This won't necessarily tell you how to solve Einstein's equations, but it will tell you what they are.
Solving the equations is much harder, especially in their full non-linear form. Wald has a chapter on "Methods of solving Einstein's equation" in his advanced topics section, for instance. This isn't the sort of thing you are going to pick up by reading a few papers, IMO. Reading the chapter in Wald, for instance, assuming you have or can acquire the math to read it, is more likely to give you an idea of how difficult the problem is rather than to allow you to come up with solutions.
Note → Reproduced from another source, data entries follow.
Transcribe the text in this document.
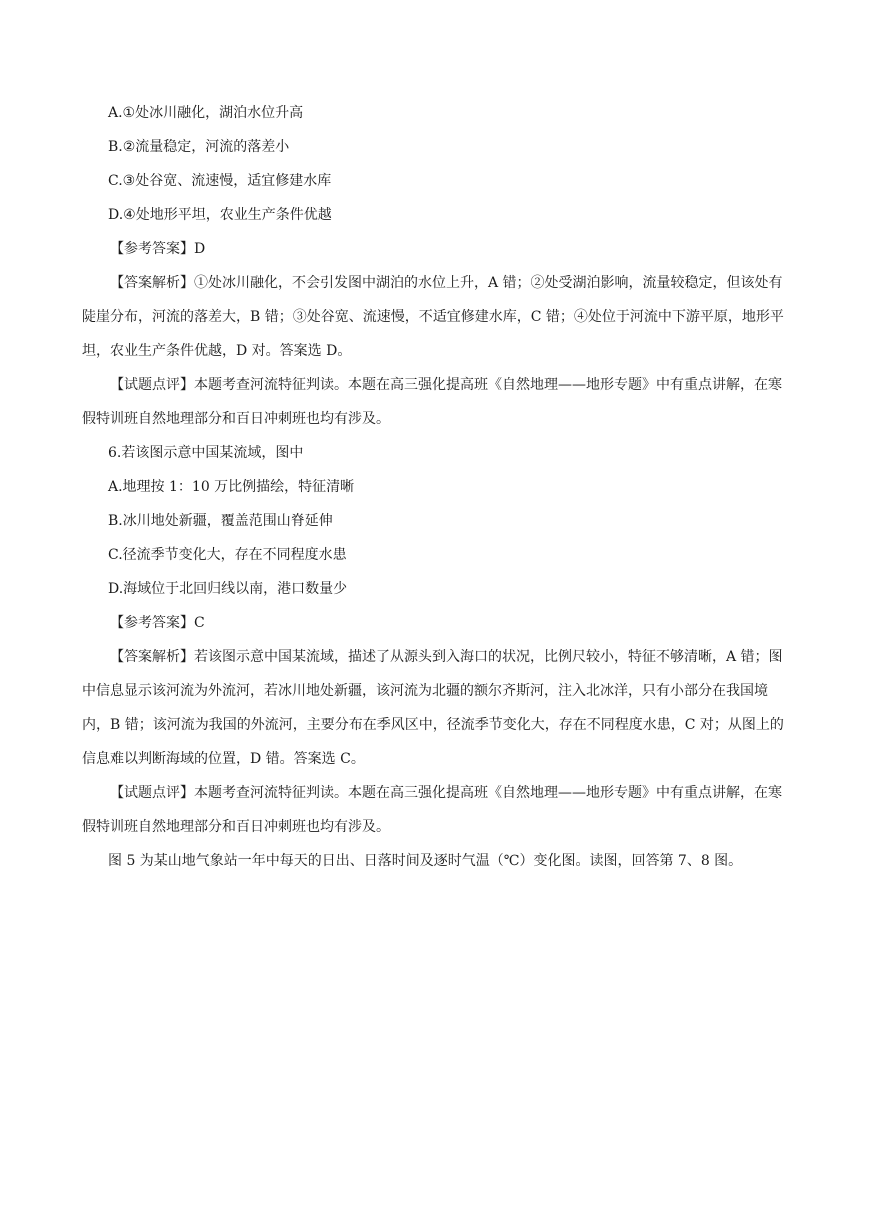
A.①处冰川融化，湖泊水位升高

B.②流量稳定，河流的落差小

C.③处谷宽、流速慢，适宜修建水库

D.④处地形平坦，农业生产条件优越

【参考答案】D

【答案解析】①处冰川融化，不会引发图中湖泊的水位上升，A 错；②处受湖泊影响，流量较稳定，但该处有陡崖分布，河流的落差大，B 错；③处谷宽、流速慢，不适宜修建水库，C 错；④处位于河流中下游平原，地形平坦，农业生产条件优越，D 对。答案选 D。

【试题点评】本题考查河流特征判读。本题在高三强化提高班《自然地理——地形专题》中有重点讲解，在寒假特训班自然地理部分和百日冲刺班也均有涉及。

6.若该图示意中国某流域，图中

A.地理按 1：10 万比例描绘，特征清晰

B.冰川地处新疆，覆盖范围山脊延伸

C.径流季节变化大，存在不同程度水患

D.海域位于北回归线以南，港口数量少

【参考答案】C

【答案解析】若该图示意中国某流域，描述了从源头到入海口的状况，比例尺较小，特征不够清晰，A 错；图中信息显示该河流为外流河，若冰川地处新疆，该河流为北疆的额尔齐斯河，注入北冰洋，只有小部分在我国境内，B 错；该河流为我国的外流河，主要分布在季风区中，径流季节变化大，存在不同程度水患，C 对；从图上的信息难以判断海域的位置，D 错。答案选 C。

【试题点评】本题考查河流特征判读。本题在高三强化提高班《自然地理——地形专题》中有重点讲解，在寒假特训班自然地理部分和百日冲刺班也均有涉及。

图 5 为某山地气象站一年中每天的日出、日落时间及逐时气温（℃）变化图。读图，回答第 7、8 图。
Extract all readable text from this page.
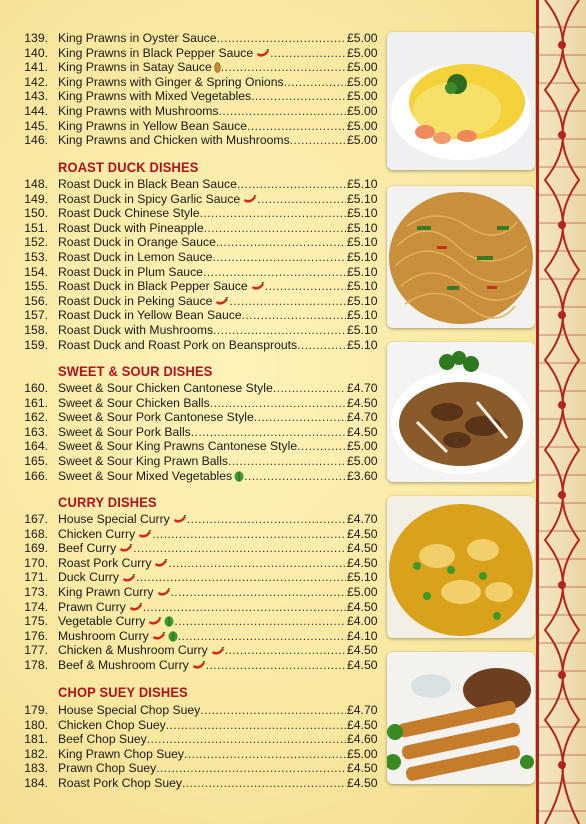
139. King Prawns in Oyster Sauce .....	£5.00
140. King Prawns in Black Pepper Sauce .....	£5.00
141. King Prawns in Satay Sauce .....	£5.00
142. King Prawns with Ginger & Spring Onions .....	£5.00
143. King Prawns with Mixed Vegetables .....	£5.00
144. King Prawns with Mushrooms .....	£5.00
145. King Prawns in Yellow Bean Sauce .....	£5.00
146. King Prawns and Chicken with Mushrooms .....	£5.00
ROAST DUCK DISHES
148. Roast Duck in Black Bean Sauce .....	£5.10
149. Roast Duck in Spicy Garlic Sauce .....	£5.10
150. Roast Duck Chinese Style .....	£5.10
151. Roast Duck with Pineapple .....	£5.10
152. Roast Duck in Orange Sauce .....	£5.10
153. Roast Duck in Lemon Sauce .....	£5.10
154. Roast Duck in Plum Sauce .....	£5.10
155. Roast Duck in Black Pepper Sauce .....	£5.10
156. Roast Duck in Peking Sauce .....	£5.10
157. Roast Duck in Yellow Bean Sauce .....	£5.10
158. Roast Duck with Mushrooms .....	£5.10
159. Roast Duck and Roast Pork on Beansprouts .....	£5.10
SWEET & SOUR DISHES
160. Sweet & Sour Chicken Cantonese Style .....	£4.70
161. Sweet & Sour Chicken Balls .....	£4.50
162. Sweet & Sour Pork Cantonese Style .....	£4.70
163. Sweet & Sour Pork Balls .....	£4.50
164. Sweet & Sour King Prawns Cantonese Style .....	£5.00
165. Sweet & Sour King Prawn Balls .....	£5.00
166. Sweet & Sour Mixed Vegetables .....	£3.60
CURRY DISHES
167. House Special Curry .....	£4.70
168. Chicken Curry .....	£4.50
169. Beef Curry .....	£4.50
170. Roast Pork Curry .....	£4.50
171. Duck Curry .....	£5.10
173. King Prawn Curry .....	£5.00
174. Prawn Curry .....	£4.50
175. Vegetable Curry .....	£4.00
176. Mushroom Curry .....	£4.10
177. Chicken & Mushroom Curry .....	£4.50
178. Beef & Mushroom Curry .....	£4.50
CHOP SUEY DISHES
179. House Special Chop Suey .....	£4.70
180. Chicken Chop Suey .....	£4.50
181. Beef Chop Suey .....	£4.60
182. King Prawn Chop Suey .....	£5.00
183. Prawn Chop Suey .....	£4.50
184. Roast Pork Chop Suey .....	£4.50
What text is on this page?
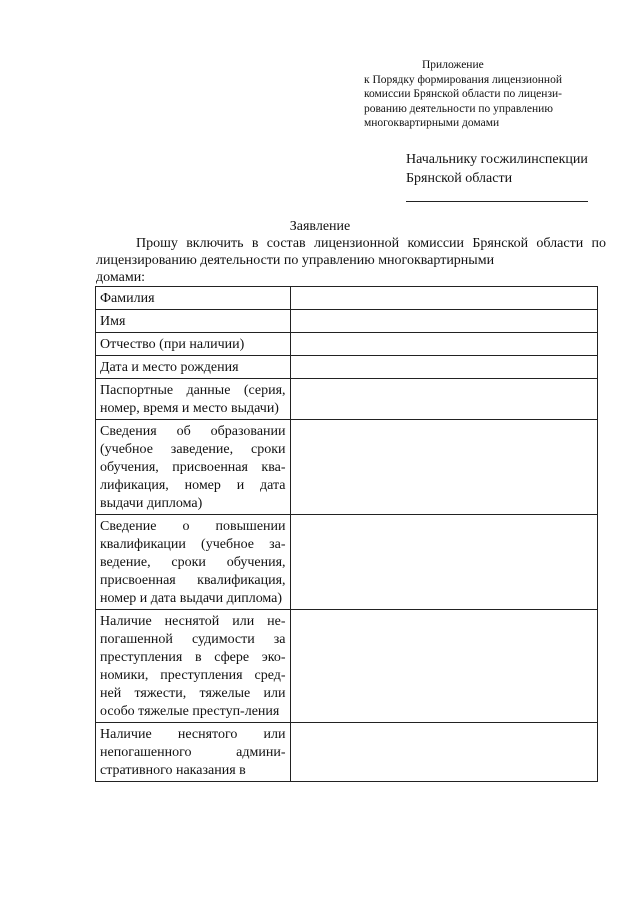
Приложение
к Порядку формирования лицензионной
комиссии Брянской области по лицензи-
рованию деятельности по управлению
многоквартирными домами
Начальнику госжилинспекции
Брянской области
Заявление
Прошу включить в состав лицензионной комиссии Брянской области по лицензированию деятельности по управлению многоквартирными
домами:
Фамилия	
Имя	
Отчество (при наличии)	
Дата и место рождения	
Паспортные данные (серия, номер, время и место выдачи)	
Сведения об образовании (учебное заведение, сроки обучения, присвоенная ква-лификация, номер и дата выдачи диплома)	
Сведение о повышении квалификации (учебное за-ведение, сроки обучения, присвоенная квалификация, номер и дата выдачи диплома)	
Наличие неснятой или не-погашенной судимости за преступления в сфере эко-номики, преступления сред-ней тяжести, тяжелые или особо тяжелые преступ-ления	
Наличие неснятого или непогашенного админи-стративного наказания в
(If you look at some of the book recommendation threads, you'll see that a simpler introduction to GR such as Schutz, DInverno, etc. is recommended before tackling Wald)
Wald considers the case of axis-symmetric time invariant solutions, for instance, simplifies the problem enormously with many dense pages of tensor manipulations, only to mention that most solutions in this category have not come from a direct attack on these simplified equations!
As far as finding tutorial or pedagogical papers about GR on xxx.lanl.gov goes, you can try the results of the following search:
You'll have to be a bit careful about what papers you trust and how much though - lanl.gov now has an endorsement system, but the website is geared for the expert who can evaluate papers himself and wants rapid distribution, and this endorsement system was not always in place but arose when the problem of "crank" submissions became acute.
Thus papers that appear on this website are not necessarily peer-reviewed, though many of the papers have been published and thus have been through the peer review process.
Being published is no guarantee of corectness or widespread acceptance either, but it helps. (A brief glimpse through the list shows a paper by Kaluber on the rotating disk which was published but which I would not recommend, for instance, the paper by Tartaglia http://arxiv.org/abs/gr-qc/9805089 is in my opinion much better. )